I have been recommended so many SEO tools over the years I have worked in SEO, but I just have not had the time to give them a proper try. I thought it would be worth listing them here to hear about your experience with using these tools.

SE Ranking is a good option if you want broader SEO functionality at a lower price point than Ahrefs or Semrush. It is especially useful for freelancers, smaller agencies and businesses that want rank tracking, site audits and keyword research in one place without the cost of an enterprise suite.

Frase (Paid)

Frase is useful if you want a more end-to-end AI-supported content workflow covering research, outlining, drafting and optimisation.

Surfer SEO (Paid)

Surfer SEO is one of the better-known tools for real-time content optimisation. It is most useful when you already know your target keyword and want live guidance on topical coverage, structure and optimisation while writing.

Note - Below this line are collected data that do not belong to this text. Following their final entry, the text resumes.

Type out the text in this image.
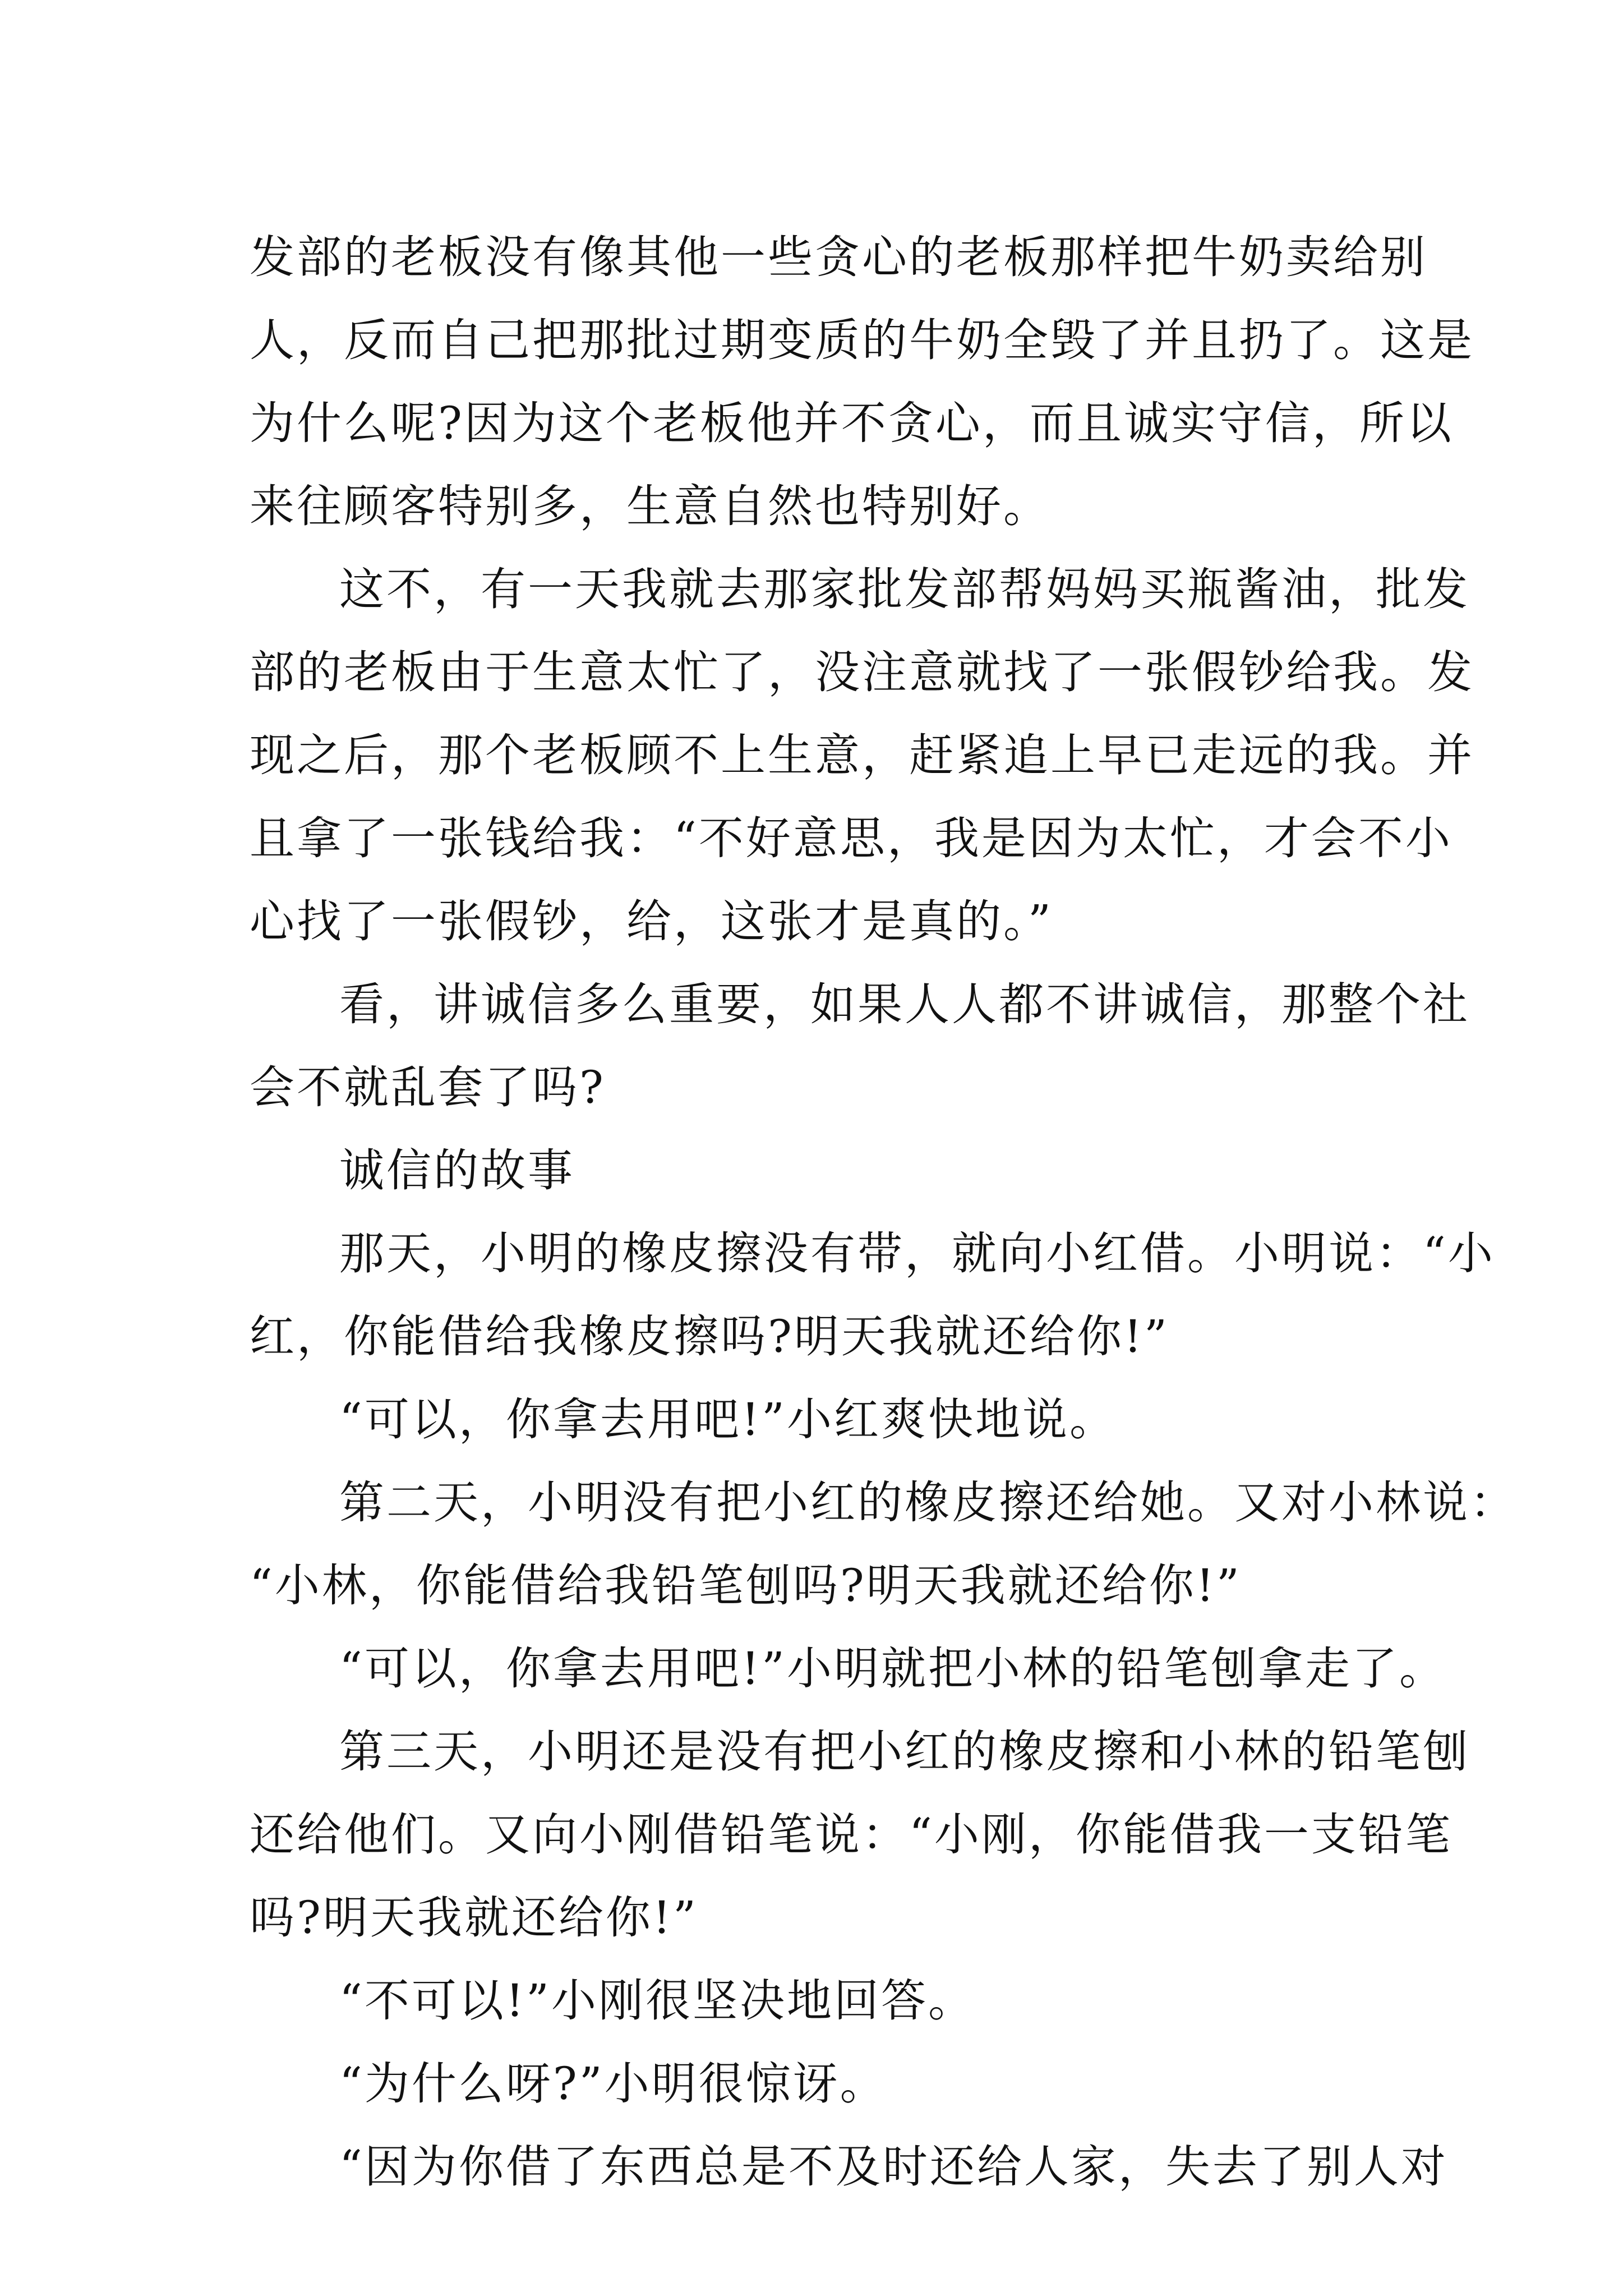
发部的老板没有像其他一些贪心的老板那样把牛奶卖给别
人，反而自己把那批过期变质的牛奶全毁了并且扔了。这是
为什么呢?因为这个老板他并不贪心，而且诚实守信，所以
来往顾客特别多，生意自然也特别好。
这不，有一天我就去那家批发部帮妈妈买瓶酱油，批发
部的老板由于生意太忙了，没注意就找了一张假钞给我。发
现之后，那个老板顾不上生意，赶紧追上早已走远的我。并
且拿了一张钱给我：“不好意思，我是因为太忙，才会不小
心找了一张假钞，给，这张才是真的。”
看，讲诚信多么重要，如果人人都不讲诚信，那整个社
会不就乱套了吗?
诚信的故事
那天，小明的橡皮擦没有带，就向小红借。小明说：“小
红，你能借给我橡皮擦吗?明天我就还给你!”
“可以，你拿去用吧!”小红爽快地说。
第二天，小明没有把小红的橡皮擦还给她。又对小林说：
“小林，你能借给我铅笔刨吗?明天我就还给你!”
“可以，你拿去用吧!”小明就把小林的铅笔刨拿走了。
第三天，小明还是没有把小红的橡皮擦和小林的铅笔刨
还给他们。又向小刚借铅笔说：“小刚，你能借我一支铅笔
吗?明天我就还给你!”
“不可以!”小刚很坚决地回答。
“为什么呀?”小明很惊讶。
“因为你借了东西总是不及时还给人家，失去了别人对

MarketMuse / SEOBoost (Paid)

If you want stronger content planning and topic depth analysis, tools like MarketMuse or SEOBoost are worth exploring, especially for teams producing content at scale.

Seolyzer.io: Crawler and log analysis for SEO.

Nozzle: Large-scale ranking data and dashboarding.

ContentKing: Real-time SEO auditing and monitoring platform.

Log Analysis and Monitoring Tools: Loggly / Logz.io / Logflare.

FAQs

What is the best free SEO tool in 2026?

Google Search Console is still the best free SEO tool overall because it gives you first-party performance and indexing data directly from Google.

Do I need paid SEO tools if I already use Google Search Console?

Not always. Search Console is enough for many smaller sites. Paid tools become more useful when you need competitor analysis, large-scale keyword research, backlink analysis, advanced crawling or rank tracking.

Which is better: Ahrefs or Semrush?

Neither is universally better. Ahrefs is often preferred for backlink analysis and competitor content discovery, while Semrush is broader across keyword research, site audits and adjacent marketing features.

What SEO tools do I use most often?

My core stack is Google Search Console, GA4, Organic Trends, Ahrefs, Botify, Screaming Frog and Pi Datametrics.